Canon Law should in theory play a similar role in Catholic life. Jurisprudence partakes, at least to some extent, in a healthily binary logic. Indeed, the weakening of this sort of logic brings us back to the very origins of the SSPX. Faced with the modern world, the Catholic Church renewed its binary logic toward other Christians. The true Church remained the Catholic Church, but language of “fullness” and “deficit” has replaced the binary in which all Anglicans are going to hell and Catholics aren’t. Other Christians who profess the name of Jesus were approached as having significant elements of truth within their confessions, without possessing the fullness of truth which subsists in Rome. Followers of certain other religions, similarly, were approached as having significant elements of truth within their respective beliefs, without reaching the fullness of Christianity, and so on.
One of the arguments in favour of the 1960s renewal of the Church against which the SSPX rebelled was that the modern world was so unavoidably different to the premodern world that change was inevitable. While this was probably a factor, there are to my mind more accurate ways to understand it. That is, there was growing concern, forged by history, that premodernity wasn’t the problem so much as modernity. Historians of ideas tell us that modernity is an era of the unassailable grand narrative, when everyone can stand with Newman in saying “there is one truth” and therefore the only alternative is untruth. But historians of ideas also tell us that, while the premodern age certainly held firm that there was one truth — it was a synthetic, developing, assimilative truth, combining complex histories within the overarching Catholic vision with God at the centre. It wasn’t relativism by any means, but neither was it likely to issue in the tersely triumphant proclamations spoken by James Lindsay at some Ivy League campus and echoed, strangely, by some pro-SSPX sentiments this last week.
The postmodern era is aptly described as involving a “recombinational delirium” in which people construct their own narratives out of an “infinitely available” range of overlapping options. By rephrasing truth in terms of “fullness” and “deficit”, the Catholic Church were not only offering a renewed continuity with premodernity, but also resituating its tenor and tone so it was fit to ride the storms of postmodernity.
We may have seen those same epistemological splinters very subtly work their way into the SSPX Consecration Mass. These assumptions have been at work in much of the online debriefing about what the decree of excommunication means. Lay persons are not excommunicated unless they “formally adhere” to the schismatic act. The crime itself, then, commentators assure us, lies precisely in the world of human subjectivity. In the degree, that is, to which one internally subscribes to something as authentic — not whether you’re baptised by an SSPX priest or receive communion in one of their chapels.

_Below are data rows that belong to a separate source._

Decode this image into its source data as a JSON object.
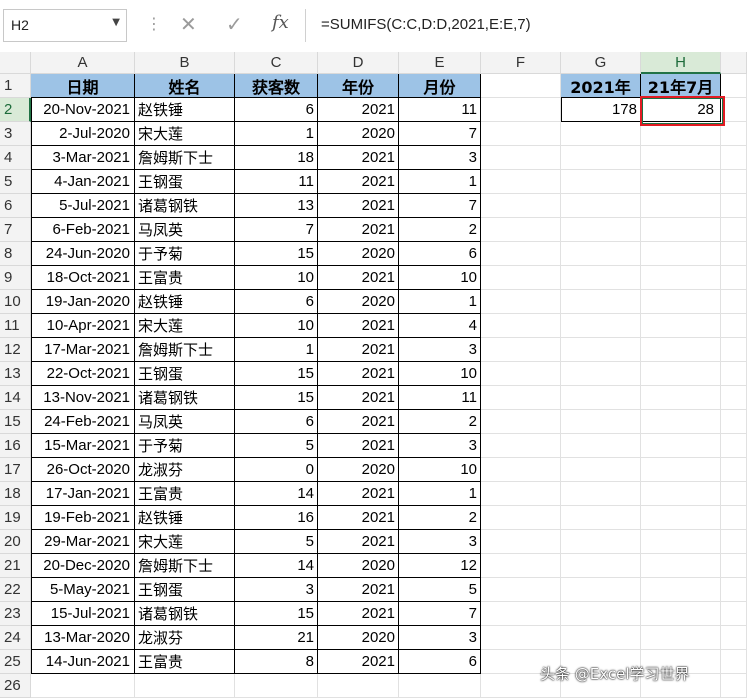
{
  "formula_bar": {
    "name_box": "H2",
    "fx_label": "fx",
    "formula": "=SUMIFS(C:C,D:D,2021,E:E,7)"
  },
  "columns": [
    "A",
    "B",
    "C",
    "D",
    "E",
    "F",
    "G",
    "H"
  ],
  "rows": [
    "1",
    "2",
    "3",
    "4",
    "5",
    "6",
    "7",
    "8",
    "9",
    "10",
    "11",
    "12",
    "13",
    "14",
    "15",
    "16",
    "17",
    "18",
    "19",
    "20",
    "21",
    "22",
    "23",
    "24",
    "25",
    "26"
  ],
  "table": {
    "headers": [
      "日期",
      "姓名",
      "获客数",
      "年份",
      "月份"
    ],
    "records": [
      [
        "20-Nov-2021",
        "赵铁锤",
        "6",
        "2021",
        "11"
      ],
      [
        "2-Jul-2020",
        "宋大莲",
        "1",
        "2020",
        "7"
      ],
      [
        "3-Mar-2021",
        "詹姆斯下士",
        "18",
        "2021",
        "3"
      ],
      [
        "4-Jan-2021",
        "王钢蛋",
        "11",
        "2021",
        "1"
      ],
      [
        "5-Jul-2021",
        "诸葛钢铁",
        "13",
        "2021",
        "7"
      ],
      [
        "6-Feb-2021",
        "马凤英",
        "7",
        "2021",
        "2"
      ],
      [
        "24-Jun-2020",
        "于予菊",
        "15",
        "2020",
        "6"
      ],
      [
        "18-Oct-2021",
        "王富贵",
        "10",
        "2021",
        "10"
      ],
      [
        "19-Jan-2020",
        "赵铁锤",
        "6",
        "2020",
        "1"
      ],
      [
        "10-Apr-2021",
        "宋大莲",
        "10",
        "2021",
        "4"
      ],
      [
        "17-Mar-2021",
        "詹姆斯下士",
        "1",
        "2021",
        "3"
      ],
      [
        "22-Oct-2021",
        "王钢蛋",
        "15",
        "2021",
        "10"
      ],
      [
        "13-Nov-2021",
        "诸葛钢铁",
        "15",
        "2021",
        "11"
      ],
      [
        "24-Feb-2021",
        "马凤英",
        "6",
        "2021",
        "2"
      ],
      [
        "15-Mar-2021",
        "于予菊",
        "5",
        "2021",
        "3"
      ],
      [
        "26-Oct-2020",
        "龙淑芬",
        "0",
        "2020",
        "10"
      ],
      [
        "17-Jan-2021",
        "王富贵",
        "14",
        "2021",
        "1"
      ],
      [
        "19-Feb-2021",
        "赵铁锤",
        "16",
        "2021",
        "2"
      ],
      [
        "29-Mar-2021",
        "宋大莲",
        "5",
        "2021",
        "3"
      ],
      [
        "20-Dec-2020",
        "詹姆斯下士",
        "14",
        "2020",
        "12"
      ],
      [
        "5-May-2021",
        "王钢蛋",
        "3",
        "2021",
        "5"
      ],
      [
        "15-Jul-2021",
        "诸葛钢铁",
        "15",
        "2021",
        "7"
      ],
      [
        "13-Mar-2020",
        "龙淑芬",
        "21",
        "2020",
        "3"
      ],
      [
        "14-Jun-2021",
        "王富贵",
        "8",
        "2021",
        "6"
      ]
    ]
  },
  "summary": {
    "headers": [
      "2021年",
      "21年7月"
    ],
    "values": [
      "178",
      "28"
    ]
  },
  "watermark": "头条 @Excel学习世界",
  "colors": {
    "header_fill": "#9dc3e6",
    "selection_highlight": "#e31b23",
    "active_header": "#d9ead7"
  }
}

This will provide welcome reassurance to many. They can remain in a “recombinational delirium” of half-certain commitment and attend a range of traditional Masses without incurring excommunication. Ironically, a bulwark against this surrender to the fluidity and ambiguity of authenticity is the process by which a lay SSPX person might rejoin the Catholic fold. In order for the excommunication to be lifted, they will have to commit something like Newman’s dogmatic principle: formally declaring that there is one truth, and this truth belongs unassailably to the Apostolic See of Rome. I can’t help but wonder, therefore, if it’s really the Roman Church who “are animated by the spirit of modernism”, or actually many of those on the opposing side.